Breakfast At Tiffany’s (1961)


Untitled-1Breakfast At Tiffany’s is based on Truman Capote’s novella of the same name, but while Capote’s original revolves around a male homosexual befriending a female prostitute, Blake Edwards adaption is about two people falling in love. I’ve never read Capote’s story, so I can’t really make a comparison between the two, but I have a very strong feeling that Edwards’ film would not be as successful or as memorable if he had gone ahead and cast Marilyn Monroe instead of Audrey Hepburn as the fleeting socialite Holly Golightly. There’s just not enough story supporting her character.

But I write this review somewhat biased, biased because I’ve been polluted by tonnes of romantic comedies that all follow Tiffany’s formula for success: carefree girl pulls in a helpless man but refuses to confess her true feelings for him; she makes off with someone else only for a life changing event to bring the two of them back together just so they can share one last kiss before the screen fades to black. This is one of those times when I wish I had been alive in 1961, alive to watch this movie with a clear head, because I think it would’ve made a difference.

Breakfast At Tiffany’s is about a girl named Holly, who moves from town to town without any real goal in life (she can’t even be bothered to name her cat). She complains about getting the “mean reds” and says that the only way she can be happy is to visit Tiffany’s (a high end jewelry shop named Tiffany & Co). She sleeps naked and keeps her apartment in a perpetual state of untidiness. It’s almost as if she’s the Tyler Durden of Hepburn’s Roman Holiday character, Princess Ann, who dreams of having fun and sleeping in the buff. There, she leads a boring and regimented life, but here, some eight years later, she is wild and free to do what she likes when she likes. Maybe Gregory Peck should’ve made an appearance.

She meets a writer named Paul (George Peppard) — who resembles Cary Elwes — and invites him into her apartment without any hesitation, or concern for her safety. Luckily for her, he’s a charming and genuinely harmless individual who almost instantly takes a liking to her. He discovers that she visits mob bosses in prison and passes weather forecasts between them (clearly unaware that they’re codewords of some sort). This would later come back to bite her in the bum when she’s arrested for her involvement in a drug trade. Of course, she escapes, and just before she leaves for South America to marry a rich guy, Paul confesses his love for her.
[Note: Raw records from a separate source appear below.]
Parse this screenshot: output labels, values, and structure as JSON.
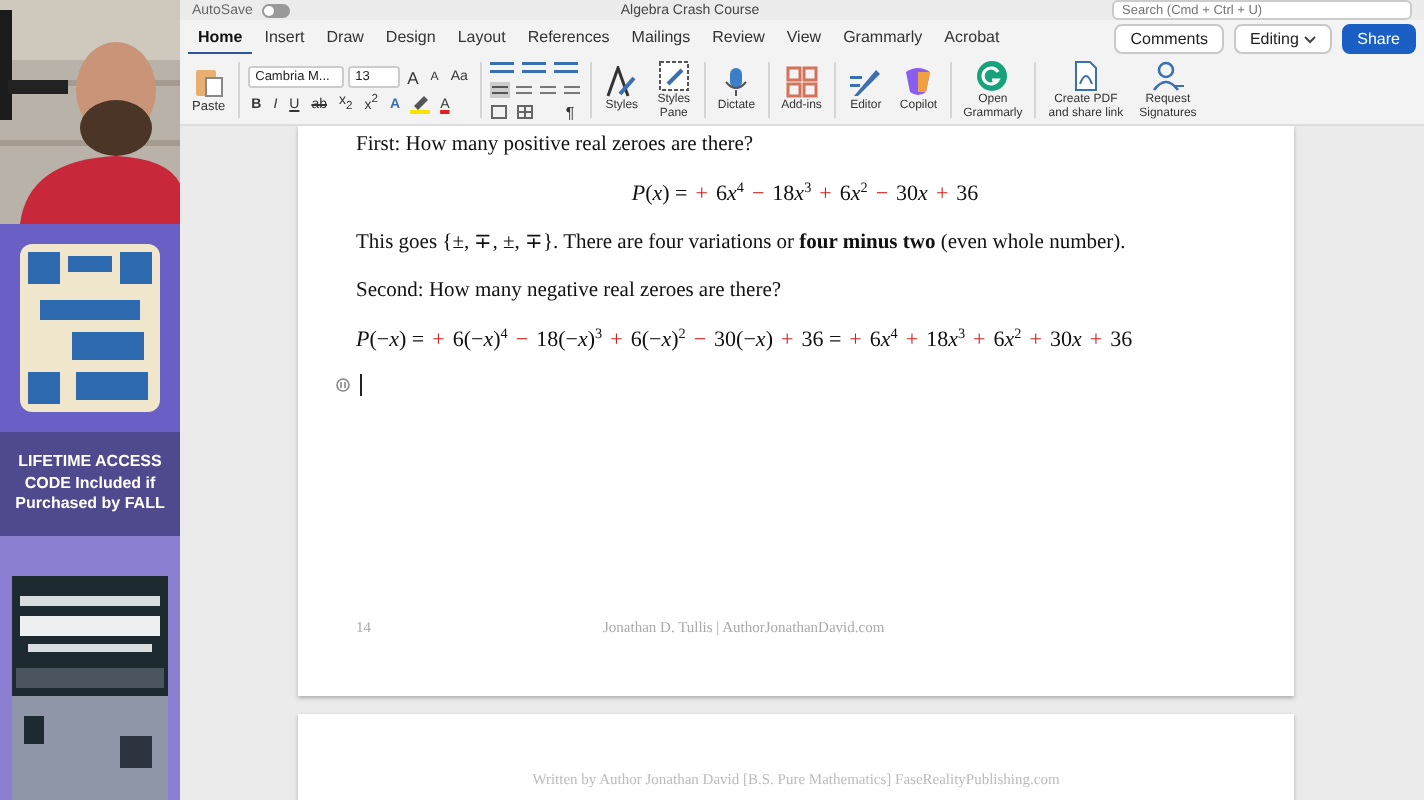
{
  "title_bar": {
    "autosave": "AutoSave",
    "autosave_on": false,
    "title": "Algebra Crash Course",
    "search": {
      "placeholder": "Search (Cmd + Ctrl + U)"
    }
  },
  "tabs": [
    {
      "label": "Home",
      "selected": true
    },
    {
      "label": "Insert",
      "selected": false
    },
    {
      "label": "Draw",
      "selected": false
    },
    {
      "label": "Design",
      "selected": false
    },
    {
      "label": "Layout",
      "selected": false
    },
    {
      "label": "References",
      "selected": false
    },
    {
      "label": "Mailings",
      "selected": false
    },
    {
      "label": "Review",
      "selected": false
    },
    {
      "label": "View",
      "selected": false
    },
    {
      "label": "Grammarly",
      "selected": false
    },
    {
      "label": "Acrobat",
      "selected": false
    }
  ],
  "actions": [
    {
      "label": "Comments",
      "kind": "comments"
    },
    {
      "label": "Editing",
      "kind": "editing"
    },
    {
      "label": "Share",
      "kind": "share"
    }
  ],
  "ribbon": {
    "paste": "Paste",
    "font_name": "Cambria M...",
    "font_size": "13",
    "font_tools": [
      {
        "kind": "grow",
        "label": "A"
      },
      {
        "kind": "shrink",
        "label": "A"
      },
      {
        "kind": "case",
        "label": "Aa"
      }
    ],
    "format_buttons": [
      {
        "kind": "bold",
        "label": "B"
      },
      {
        "kind": "italic",
        "label": "I"
      },
      {
        "kind": "underline",
        "label": "U"
      },
      {
        "kind": "strike",
        "label": "ab"
      },
      {
        "kind": "sub",
        "label": "x$_{2}$"
      },
      {
        "kind": "sup",
        "label": "x$^{2}$"
      },
      {
        "kind": "effects",
        "label": "A"
      },
      {
        "kind": "color",
        "label": "A"
      }
    ],
    "pilcrow": "¶",
    "tools": [
      {
        "kind": "styles",
        "label": "Styles"
      },
      {
        "kind": "styles_pane",
        "label": "Styles\nPane"
      },
      {
        "kind": "dictate",
        "label": "Dictate"
      },
      {
        "kind": "addins",
        "label": "Add-ins"
      },
      {
        "kind": "editor",
        "label": "Editor"
      },
      {
        "kind": "copilot",
        "label": "Copilot"
      },
      {
        "kind": "grammarly",
        "label": "Open\nGrammarly"
      },
      {
        "kind": "pdf",
        "label": "Create PDF\nand share link"
      },
      {
        "kind": "signatures",
        "label": "Request\nSignatures"
      }
    ]
  },
  "side_panel": {
    "promo": "LIFETIME ACCESS CODE Included if Purchased by FALL"
  },
  "document": {
    "paragraphs": [
      {
        "kind": "text",
        "text": "First: How many positive real zeroes are there?"
      },
      {
        "kind": "equation",
        "centered": true,
        "parts": [
          {
            "kind": "term",
            "text": "*P*(*x*) ="
          },
          {
            "kind": "sign",
            "text": "+"
          },
          {
            "kind": "term",
            "text": "6"
          },
          {
            "kind": "term",
            "text": "*x*$^{4}$"
          },
          {
            "kind": "sign",
            "text": "−"
          },
          {
            "kind": "term",
            "text": "18"
          },
          {
            "kind": "term",
            "text": "*x*$^{3}$"
          },
          {
            "kind": "sign",
            "text": "+"
          },
          {
            "kind": "term",
            "text": "6"
          },
          {
            "kind": "term",
            "text": "*x*$^{2}$"
          },
          {
            "kind": "sign",
            "text": "−"
          },
          {
            "kind": "term",
            "text": "30"
          },
          {
            "kind": "term",
            "text": "*x*"
          },
          {
            "kind": "sign",
            "text": "+"
          },
          {
            "kind": "term",
            "text": "36"
          }
        ]
      },
      {
        "kind": "text",
        "text": "This goes {±, ∓, ±, ∓}. There are four variations or **four minus two** (even whole number)."
      },
      {
        "kind": "text",
        "text": "Second: How many negative real zeroes are there?"
      },
      {
        "kind": "equation",
        "centered": false,
        "parts": [
          {
            "kind": "term",
            "text": "*P*(−*x*) ="
          },
          {
            "kind": "sign",
            "text": "+"
          },
          {
            "kind": "term",
            "text": "6(−*x*)$^{4}$"
          },
          {
            "kind": "sign",
            "text": "−"
          },
          {
            "kind": "term",
            "text": "18(−*x*)$^{3}$"
          },
          {
            "kind": "sign",
            "text": "+"
          },
          {
            "kind": "term",
            "text": "6(−*x*)$^{2}$"
          },
          {
            "kind": "sign",
            "text": "−"
          },
          {
            "kind": "term",
            "text": "30(−*x*)"
          },
          {
            "kind": "sign",
            "text": "+"
          },
          {
            "kind": "term",
            "text": "36 ="
          },
          {
            "kind": "sign",
            "text": "+"
          },
          {
            "kind": "term",
            "text": "6"
          },
          {
            "kind": "term",
            "text": "*x*$^{4}$"
          },
          {
            "kind": "sign",
            "text": "+"
          },
          {
            "kind": "term",
            "text": "18"
          },
          {
            "kind": "term",
            "text": "*x*$^{3}$"
          },
          {
            "kind": "sign",
            "text": "+"
          },
          {
            "kind": "term",
            "text": "6"
          },
          {
            "kind": "term",
            "text": "*x*$^{2}$"
          },
          {
            "kind": "sign",
            "text": "+"
          },
          {
            "kind": "term",
            "text": "30"
          },
          {
            "kind": "term",
            "text": "*x*"
          },
          {
            "kind": "sign",
            "text": "+"
          },
          {
            "kind": "term",
            "text": "36"
          }
        ]
      },
      {
        "kind": "cursor"
      }
    ],
    "page_number": "14",
    "footer": "Jonathan D. Tullis | AuthorJonathanDavid.com",
    "next_header": "Written by Author Jonathan David [B.S. Pure Mathematics] FaseRealityPublishing.com"
  }
}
Tiffany’s is the movie that Audrey Hepburn is remembered for. Its opening scene is of her strolling down a New York City street in her famous Givenchy dress, stopping outside Tiffany & Co and having breakfast. Never has an actress looked more breathtaking in the plainest of clothes. But I remember thinking to myself that the Givenchy dress isn’t the only thing she looks good in; almost every outfit she wears seems to take on a life of its own as it wraps and drapes, even if it’s just a simple white bathrobe. She lights up every scene she’s in, so much so that she makes Peppard’s hair seem shinier. Her natural charisma and almost childlike enthusiasm holds the film together, and I suppose it’s no surprise that she will always be one of the greatest fashion icons in cinema history.

That being said, one woman isn’t enough to carry a film (even if she’s Hepburn). Blake Edwards certainly knows what he’s doing, and his handling of Capote’s material is sharp and clever (except for Mr. Yunioshi [Mickey Rooney], the xenophobic Japanese pug face who lives at the very top). But there’s no extra level, no push for something greater. What he is giving us is a superficial story about a superficial girl, and her only saving quality is the fact that she yearns for a happier life, to feel what she feels — when she’s standing at the window of Tiffany’s — everyday of her life. Maybe it’s this search for genuine happiness that has transcended the decades and continues to influence us today. We all want our Tiffany’s, and it doesn’t matter if we can’t afford it. All that matters is that we enjoy the happiness it brings, even if all we’ve got is a 10 in our pockets.

Best Moment | The very first scene of Holly outside Tiffany’s. There’s a very interesting contrast happening here: this is the place where she claims to be the happiest, yet she looks forlorn as she peers through the glass.

Worst Moment | Any scene with Yunioshi. I’m not Japanese, but I’m familiar enough with them to know that they don’t look, act, nor talk like he does.